Parallèlement, elle admire la vitesse à laquelle Bren s'est rétabli de son petit indicent. Même en connaissant sa robustesse naturelle, c'est impressionnant. C'est parti aussi vite que c'est arrivé. Elle n'a jamais entendu parler d'un mal de crâne qui se comporterait de cette manière.

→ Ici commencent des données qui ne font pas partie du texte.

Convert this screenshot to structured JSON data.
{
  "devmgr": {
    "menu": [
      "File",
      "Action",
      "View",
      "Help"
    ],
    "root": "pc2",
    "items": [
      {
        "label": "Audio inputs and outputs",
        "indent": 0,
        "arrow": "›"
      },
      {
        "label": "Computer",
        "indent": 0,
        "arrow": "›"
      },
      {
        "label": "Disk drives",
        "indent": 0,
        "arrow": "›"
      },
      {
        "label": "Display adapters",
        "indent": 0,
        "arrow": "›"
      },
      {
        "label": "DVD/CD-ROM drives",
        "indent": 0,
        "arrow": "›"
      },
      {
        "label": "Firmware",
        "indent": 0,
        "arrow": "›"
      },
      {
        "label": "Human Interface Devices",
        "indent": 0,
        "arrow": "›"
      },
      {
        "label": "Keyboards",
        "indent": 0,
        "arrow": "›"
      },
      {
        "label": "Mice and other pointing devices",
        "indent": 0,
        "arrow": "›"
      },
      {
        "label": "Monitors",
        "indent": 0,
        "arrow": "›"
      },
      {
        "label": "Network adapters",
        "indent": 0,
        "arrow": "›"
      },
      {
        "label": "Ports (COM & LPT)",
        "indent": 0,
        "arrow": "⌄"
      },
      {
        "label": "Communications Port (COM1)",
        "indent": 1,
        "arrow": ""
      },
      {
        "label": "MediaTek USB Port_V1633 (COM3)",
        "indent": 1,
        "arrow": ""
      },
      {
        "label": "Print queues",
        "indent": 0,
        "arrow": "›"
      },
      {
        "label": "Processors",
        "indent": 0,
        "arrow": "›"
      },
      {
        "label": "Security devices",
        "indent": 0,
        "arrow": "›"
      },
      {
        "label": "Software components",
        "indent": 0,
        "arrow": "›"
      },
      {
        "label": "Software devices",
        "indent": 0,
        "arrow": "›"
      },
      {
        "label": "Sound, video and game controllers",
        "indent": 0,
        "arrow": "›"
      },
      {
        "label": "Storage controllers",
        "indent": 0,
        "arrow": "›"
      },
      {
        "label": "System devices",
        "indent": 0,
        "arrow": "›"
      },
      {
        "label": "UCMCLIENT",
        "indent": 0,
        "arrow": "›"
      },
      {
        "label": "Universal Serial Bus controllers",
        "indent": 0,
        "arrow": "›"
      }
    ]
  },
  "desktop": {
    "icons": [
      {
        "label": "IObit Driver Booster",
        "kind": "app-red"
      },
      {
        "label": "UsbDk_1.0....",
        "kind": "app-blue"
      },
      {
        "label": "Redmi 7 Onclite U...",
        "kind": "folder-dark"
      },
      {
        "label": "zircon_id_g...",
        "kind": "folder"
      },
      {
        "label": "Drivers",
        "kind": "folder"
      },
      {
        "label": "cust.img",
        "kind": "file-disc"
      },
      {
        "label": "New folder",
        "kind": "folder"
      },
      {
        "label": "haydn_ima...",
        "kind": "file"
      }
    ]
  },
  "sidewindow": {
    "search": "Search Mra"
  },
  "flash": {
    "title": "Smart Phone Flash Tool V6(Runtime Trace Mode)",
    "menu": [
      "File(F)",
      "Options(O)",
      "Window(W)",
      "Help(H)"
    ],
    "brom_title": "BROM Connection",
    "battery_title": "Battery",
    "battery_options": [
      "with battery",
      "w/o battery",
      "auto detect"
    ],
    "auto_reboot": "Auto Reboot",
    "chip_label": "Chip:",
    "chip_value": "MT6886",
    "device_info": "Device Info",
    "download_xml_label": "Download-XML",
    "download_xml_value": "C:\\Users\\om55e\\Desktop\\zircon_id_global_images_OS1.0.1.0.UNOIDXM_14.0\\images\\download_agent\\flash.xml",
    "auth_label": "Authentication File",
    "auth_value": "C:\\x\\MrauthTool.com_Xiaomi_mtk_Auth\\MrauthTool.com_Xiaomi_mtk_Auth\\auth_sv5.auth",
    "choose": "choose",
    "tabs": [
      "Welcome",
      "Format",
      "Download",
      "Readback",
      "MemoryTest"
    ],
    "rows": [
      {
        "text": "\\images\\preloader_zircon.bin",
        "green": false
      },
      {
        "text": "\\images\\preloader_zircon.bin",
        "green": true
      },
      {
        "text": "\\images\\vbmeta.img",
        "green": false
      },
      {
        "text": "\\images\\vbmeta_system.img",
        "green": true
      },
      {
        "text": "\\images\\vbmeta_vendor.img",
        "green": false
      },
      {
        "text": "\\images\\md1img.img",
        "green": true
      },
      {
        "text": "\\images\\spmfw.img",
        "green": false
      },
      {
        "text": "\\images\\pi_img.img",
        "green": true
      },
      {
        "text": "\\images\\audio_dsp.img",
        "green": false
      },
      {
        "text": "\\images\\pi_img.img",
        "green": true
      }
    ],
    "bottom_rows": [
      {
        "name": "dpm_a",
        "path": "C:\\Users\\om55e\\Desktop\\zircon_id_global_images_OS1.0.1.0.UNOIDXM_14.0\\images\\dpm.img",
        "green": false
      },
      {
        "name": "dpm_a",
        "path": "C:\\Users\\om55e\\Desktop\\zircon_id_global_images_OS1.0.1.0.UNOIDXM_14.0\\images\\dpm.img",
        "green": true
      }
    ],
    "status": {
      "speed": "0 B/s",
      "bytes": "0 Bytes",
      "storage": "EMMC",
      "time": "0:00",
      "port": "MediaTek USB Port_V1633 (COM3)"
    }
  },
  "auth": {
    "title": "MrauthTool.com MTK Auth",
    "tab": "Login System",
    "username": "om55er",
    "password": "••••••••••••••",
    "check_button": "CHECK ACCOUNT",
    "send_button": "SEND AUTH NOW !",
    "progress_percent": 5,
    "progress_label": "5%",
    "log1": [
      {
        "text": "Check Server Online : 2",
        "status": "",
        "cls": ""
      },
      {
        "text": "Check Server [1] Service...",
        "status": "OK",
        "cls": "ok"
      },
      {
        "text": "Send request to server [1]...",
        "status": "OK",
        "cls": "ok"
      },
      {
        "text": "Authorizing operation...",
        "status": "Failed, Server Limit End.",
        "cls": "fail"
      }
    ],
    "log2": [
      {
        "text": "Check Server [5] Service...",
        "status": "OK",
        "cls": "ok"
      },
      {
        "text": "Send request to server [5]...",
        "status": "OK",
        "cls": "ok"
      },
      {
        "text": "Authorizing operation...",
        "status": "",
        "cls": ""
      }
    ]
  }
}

Et pourquoi le stress post-traumatique ne serait-il apparu que plusieurs jours après l'enlèvement, et aussi brutalement au lieu de progressivement ? Et depuis quand ce type de symptômes est-il intermittent, sans déclencheur extérieur ? Et Brennen est supposé être aussi résistant à tout ça qu'aux évanouissements de manière générale, autant qu'elle sache.

- Merci… Vous devriez aller manger avant que ça refroidisse, leur conseille néanmoins leur aîné avant qu'elle ait pu lui poser plus de questions.

Sur ce, il récupère son propre plateau, vide. Par chance, il était encore posé sur une table au moment de son terrassement, survenu alors qu'il quittait justement sa place. Tandis qu'il s'éloigne, Ell' se laisse cette fois tirer par le bras. Les paroles de Strauss au matin lui sont soudain revenues en mémoire. Même s'il avait des réponses à ses interrogations, Brennen n'a sans doute pas envie d'y être soumis. Il a clairement assez souffert ; ce serait cruel de le pousser à épiloguer sur les séquelles de ce qui s'est passé. Il ne faut pas qu'il ignore ce qui se passe, mais insister serait sans doute malvenu. Pour une fois, la curiosité maladive de la marginale attendra donc, voire restera insatisfaite. Elle et Nelson rejoignent leur table et s'y installent, s'efforçant de trouver un sujet de conversation qui ne leur rappellera pas la cruelle absence du troisième membre de leur groupe.